Suppose that the coronavirus is indeed, as some sobering estimates say, about ten times as lethal as the flu. In 2017, 55,672 Americans died from influenza and pneumonia. A coronavirus (and related episodes of pneumonia) death toll ten times that would be nearly 557,000, which in 2017 terms would have qualified as the third leading cause of death in the country, behind only heart disease (647,457) and cancer (599,108). But coronavirus fatalities disproportionately occur among people with other underlying conditions — which means some of those 557,000 coronavirus fatalities would be people who would otherwise have died just from one of the other two leading causes of death, or perhaps even more likely, the fourth leading cause of death in 2017, ‘chronic lower respiratory diseases’ (160,201), or from some other cause.

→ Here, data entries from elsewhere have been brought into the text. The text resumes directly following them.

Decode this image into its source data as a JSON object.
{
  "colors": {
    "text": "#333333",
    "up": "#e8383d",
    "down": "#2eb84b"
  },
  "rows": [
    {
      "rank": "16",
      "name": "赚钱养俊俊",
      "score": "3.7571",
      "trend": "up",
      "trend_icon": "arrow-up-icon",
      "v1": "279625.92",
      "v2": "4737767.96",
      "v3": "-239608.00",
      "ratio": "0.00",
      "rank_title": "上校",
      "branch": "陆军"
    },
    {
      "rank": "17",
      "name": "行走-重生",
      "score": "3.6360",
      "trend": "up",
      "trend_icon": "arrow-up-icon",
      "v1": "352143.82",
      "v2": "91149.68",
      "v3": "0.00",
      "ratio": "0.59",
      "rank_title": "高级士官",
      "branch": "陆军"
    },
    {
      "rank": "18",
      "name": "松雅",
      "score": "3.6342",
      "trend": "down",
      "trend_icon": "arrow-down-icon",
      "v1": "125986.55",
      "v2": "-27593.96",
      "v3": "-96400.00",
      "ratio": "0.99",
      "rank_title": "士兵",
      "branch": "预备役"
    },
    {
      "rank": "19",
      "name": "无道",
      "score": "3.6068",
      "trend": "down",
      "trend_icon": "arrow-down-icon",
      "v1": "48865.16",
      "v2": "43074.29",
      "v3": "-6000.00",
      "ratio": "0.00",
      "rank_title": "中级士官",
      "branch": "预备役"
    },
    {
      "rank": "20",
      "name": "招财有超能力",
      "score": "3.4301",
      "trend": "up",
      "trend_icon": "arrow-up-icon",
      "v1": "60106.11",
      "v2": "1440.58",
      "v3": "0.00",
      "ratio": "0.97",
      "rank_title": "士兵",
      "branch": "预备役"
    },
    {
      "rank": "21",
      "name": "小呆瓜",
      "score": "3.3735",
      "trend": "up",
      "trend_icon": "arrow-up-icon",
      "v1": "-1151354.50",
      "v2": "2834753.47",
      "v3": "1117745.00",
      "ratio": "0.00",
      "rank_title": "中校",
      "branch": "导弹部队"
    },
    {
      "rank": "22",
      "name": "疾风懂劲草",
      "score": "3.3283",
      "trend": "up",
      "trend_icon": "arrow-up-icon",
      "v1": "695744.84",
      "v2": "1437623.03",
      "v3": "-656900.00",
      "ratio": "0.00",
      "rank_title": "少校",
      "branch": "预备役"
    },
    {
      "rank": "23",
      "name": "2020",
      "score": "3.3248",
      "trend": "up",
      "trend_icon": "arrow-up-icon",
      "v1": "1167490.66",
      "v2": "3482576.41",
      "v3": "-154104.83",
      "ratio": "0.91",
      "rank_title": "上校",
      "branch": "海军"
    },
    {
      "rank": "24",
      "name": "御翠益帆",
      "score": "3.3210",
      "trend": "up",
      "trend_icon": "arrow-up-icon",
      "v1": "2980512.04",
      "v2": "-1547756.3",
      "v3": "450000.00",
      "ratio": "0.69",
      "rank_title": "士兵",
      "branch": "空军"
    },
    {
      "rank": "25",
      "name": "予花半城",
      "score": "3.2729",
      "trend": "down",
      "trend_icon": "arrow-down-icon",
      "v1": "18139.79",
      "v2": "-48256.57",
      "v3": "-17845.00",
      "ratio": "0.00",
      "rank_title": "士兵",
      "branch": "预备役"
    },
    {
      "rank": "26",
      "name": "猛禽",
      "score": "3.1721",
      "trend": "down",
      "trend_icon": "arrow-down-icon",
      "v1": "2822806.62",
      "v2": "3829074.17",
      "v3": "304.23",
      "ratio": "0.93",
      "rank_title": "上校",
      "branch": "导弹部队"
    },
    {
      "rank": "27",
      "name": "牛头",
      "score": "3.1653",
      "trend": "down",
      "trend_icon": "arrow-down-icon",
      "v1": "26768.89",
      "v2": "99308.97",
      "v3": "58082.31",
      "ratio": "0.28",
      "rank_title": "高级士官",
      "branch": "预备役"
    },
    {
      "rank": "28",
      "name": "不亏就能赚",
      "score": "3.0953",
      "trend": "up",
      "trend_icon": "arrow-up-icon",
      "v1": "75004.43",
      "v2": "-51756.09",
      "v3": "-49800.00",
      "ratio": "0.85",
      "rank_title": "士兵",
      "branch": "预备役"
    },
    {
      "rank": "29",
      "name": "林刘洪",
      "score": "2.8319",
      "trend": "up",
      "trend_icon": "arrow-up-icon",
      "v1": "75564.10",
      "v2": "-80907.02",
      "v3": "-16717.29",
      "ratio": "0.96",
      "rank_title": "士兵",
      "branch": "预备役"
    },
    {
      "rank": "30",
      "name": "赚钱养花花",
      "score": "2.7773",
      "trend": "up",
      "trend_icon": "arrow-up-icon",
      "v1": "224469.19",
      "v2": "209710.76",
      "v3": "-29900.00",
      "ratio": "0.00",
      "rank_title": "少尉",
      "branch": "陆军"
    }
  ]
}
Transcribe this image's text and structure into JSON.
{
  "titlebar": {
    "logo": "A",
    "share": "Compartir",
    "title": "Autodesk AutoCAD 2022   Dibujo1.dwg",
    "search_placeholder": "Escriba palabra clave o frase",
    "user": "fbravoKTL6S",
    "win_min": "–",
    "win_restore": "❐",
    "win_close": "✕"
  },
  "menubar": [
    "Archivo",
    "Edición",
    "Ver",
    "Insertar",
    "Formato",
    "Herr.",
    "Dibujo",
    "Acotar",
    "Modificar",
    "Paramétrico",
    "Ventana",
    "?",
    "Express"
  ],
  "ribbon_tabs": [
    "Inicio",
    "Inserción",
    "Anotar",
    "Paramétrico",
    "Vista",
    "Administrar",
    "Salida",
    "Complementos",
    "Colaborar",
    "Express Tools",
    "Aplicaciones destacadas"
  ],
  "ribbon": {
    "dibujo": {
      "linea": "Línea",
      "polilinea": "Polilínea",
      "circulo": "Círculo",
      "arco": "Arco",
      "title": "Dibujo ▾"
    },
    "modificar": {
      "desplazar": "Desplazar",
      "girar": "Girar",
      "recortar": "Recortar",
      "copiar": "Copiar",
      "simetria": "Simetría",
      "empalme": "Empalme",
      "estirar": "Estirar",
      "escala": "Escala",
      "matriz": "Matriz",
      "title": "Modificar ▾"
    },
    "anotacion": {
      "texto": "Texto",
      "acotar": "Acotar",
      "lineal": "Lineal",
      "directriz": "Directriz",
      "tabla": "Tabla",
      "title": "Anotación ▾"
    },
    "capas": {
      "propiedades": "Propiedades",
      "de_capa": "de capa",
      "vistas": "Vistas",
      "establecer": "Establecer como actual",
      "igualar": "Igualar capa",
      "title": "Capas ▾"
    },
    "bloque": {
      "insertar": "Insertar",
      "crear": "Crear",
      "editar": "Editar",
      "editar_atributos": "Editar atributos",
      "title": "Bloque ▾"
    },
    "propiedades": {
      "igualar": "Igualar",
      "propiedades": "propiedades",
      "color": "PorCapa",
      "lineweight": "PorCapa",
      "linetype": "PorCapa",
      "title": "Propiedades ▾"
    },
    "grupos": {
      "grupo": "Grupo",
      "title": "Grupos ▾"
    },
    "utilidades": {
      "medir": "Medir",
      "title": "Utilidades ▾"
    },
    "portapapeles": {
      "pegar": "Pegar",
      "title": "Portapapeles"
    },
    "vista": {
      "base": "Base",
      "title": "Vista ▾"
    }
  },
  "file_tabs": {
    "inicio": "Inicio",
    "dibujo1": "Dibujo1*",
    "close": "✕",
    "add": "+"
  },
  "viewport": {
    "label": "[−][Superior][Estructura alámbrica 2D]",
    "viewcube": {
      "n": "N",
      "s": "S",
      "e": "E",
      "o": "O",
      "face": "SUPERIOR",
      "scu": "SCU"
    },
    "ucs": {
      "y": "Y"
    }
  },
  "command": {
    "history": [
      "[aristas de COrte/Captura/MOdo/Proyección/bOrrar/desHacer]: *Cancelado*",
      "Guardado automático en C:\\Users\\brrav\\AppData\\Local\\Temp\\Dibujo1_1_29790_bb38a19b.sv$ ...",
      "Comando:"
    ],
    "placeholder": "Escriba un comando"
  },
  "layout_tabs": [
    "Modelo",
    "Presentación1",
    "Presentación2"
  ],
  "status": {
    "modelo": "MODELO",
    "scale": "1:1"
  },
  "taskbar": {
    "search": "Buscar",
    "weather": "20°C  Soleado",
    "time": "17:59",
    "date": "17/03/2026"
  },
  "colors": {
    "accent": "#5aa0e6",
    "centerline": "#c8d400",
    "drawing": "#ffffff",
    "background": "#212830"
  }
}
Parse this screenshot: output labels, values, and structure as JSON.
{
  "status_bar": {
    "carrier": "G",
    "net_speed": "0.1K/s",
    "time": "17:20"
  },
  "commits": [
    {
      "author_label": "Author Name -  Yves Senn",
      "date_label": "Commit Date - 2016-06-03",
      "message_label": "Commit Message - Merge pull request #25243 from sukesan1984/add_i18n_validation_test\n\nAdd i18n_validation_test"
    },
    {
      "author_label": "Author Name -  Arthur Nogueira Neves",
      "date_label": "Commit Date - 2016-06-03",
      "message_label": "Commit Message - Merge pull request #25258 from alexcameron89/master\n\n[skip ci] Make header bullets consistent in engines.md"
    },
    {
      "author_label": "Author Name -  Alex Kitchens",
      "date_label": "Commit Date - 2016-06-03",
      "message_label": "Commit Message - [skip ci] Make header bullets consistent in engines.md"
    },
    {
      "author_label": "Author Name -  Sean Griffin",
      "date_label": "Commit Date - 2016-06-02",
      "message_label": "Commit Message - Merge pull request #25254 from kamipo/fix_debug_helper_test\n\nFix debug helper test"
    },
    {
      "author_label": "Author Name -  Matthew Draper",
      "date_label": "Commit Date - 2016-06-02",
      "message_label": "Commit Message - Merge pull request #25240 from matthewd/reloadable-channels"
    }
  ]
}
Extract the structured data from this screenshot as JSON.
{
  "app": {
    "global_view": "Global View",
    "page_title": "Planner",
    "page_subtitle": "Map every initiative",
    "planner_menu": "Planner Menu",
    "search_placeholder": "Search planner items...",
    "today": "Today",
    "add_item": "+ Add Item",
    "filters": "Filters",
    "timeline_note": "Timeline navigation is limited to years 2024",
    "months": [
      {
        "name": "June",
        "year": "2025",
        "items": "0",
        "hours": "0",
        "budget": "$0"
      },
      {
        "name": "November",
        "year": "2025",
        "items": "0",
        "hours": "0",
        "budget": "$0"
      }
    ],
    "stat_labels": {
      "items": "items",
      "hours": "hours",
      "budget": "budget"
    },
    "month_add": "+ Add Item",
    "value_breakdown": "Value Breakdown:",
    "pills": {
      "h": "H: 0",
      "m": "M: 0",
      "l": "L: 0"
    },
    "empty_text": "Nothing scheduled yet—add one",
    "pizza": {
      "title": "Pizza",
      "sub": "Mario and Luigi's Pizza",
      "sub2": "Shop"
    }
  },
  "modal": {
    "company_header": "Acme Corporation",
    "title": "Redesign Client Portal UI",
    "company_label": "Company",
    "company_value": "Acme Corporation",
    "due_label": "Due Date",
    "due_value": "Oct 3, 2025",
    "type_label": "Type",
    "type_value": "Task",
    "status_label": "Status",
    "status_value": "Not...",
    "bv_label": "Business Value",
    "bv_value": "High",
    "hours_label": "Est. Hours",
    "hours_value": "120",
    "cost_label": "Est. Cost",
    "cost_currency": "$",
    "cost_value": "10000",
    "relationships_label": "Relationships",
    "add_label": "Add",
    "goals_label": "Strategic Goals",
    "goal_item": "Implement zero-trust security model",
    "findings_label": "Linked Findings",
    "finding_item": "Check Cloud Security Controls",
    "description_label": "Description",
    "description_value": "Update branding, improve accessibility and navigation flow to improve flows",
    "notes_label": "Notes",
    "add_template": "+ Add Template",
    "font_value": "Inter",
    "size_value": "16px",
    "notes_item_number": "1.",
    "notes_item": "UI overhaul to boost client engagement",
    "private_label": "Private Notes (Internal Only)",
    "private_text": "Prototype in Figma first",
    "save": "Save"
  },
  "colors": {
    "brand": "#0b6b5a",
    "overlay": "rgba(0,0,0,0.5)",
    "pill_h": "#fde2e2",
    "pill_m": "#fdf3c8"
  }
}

The number that really matters is not the estimated number of deaths from the coronavirus, but the estimated number of deaths above the norm for the population in question. That number might still be dauntingly high, but it will be substantially less than any simple estimate of coronavirus deaths.
There’s no reason to doubt that the coronavirus shifts the actuarial tables in the direction of more deaths, and sooner than they would otherwise occur. But just how much the virus can shift those tables is a question that goes largely unasked. The top-line, context-free estimates of deaths are the ones that grab the headlines.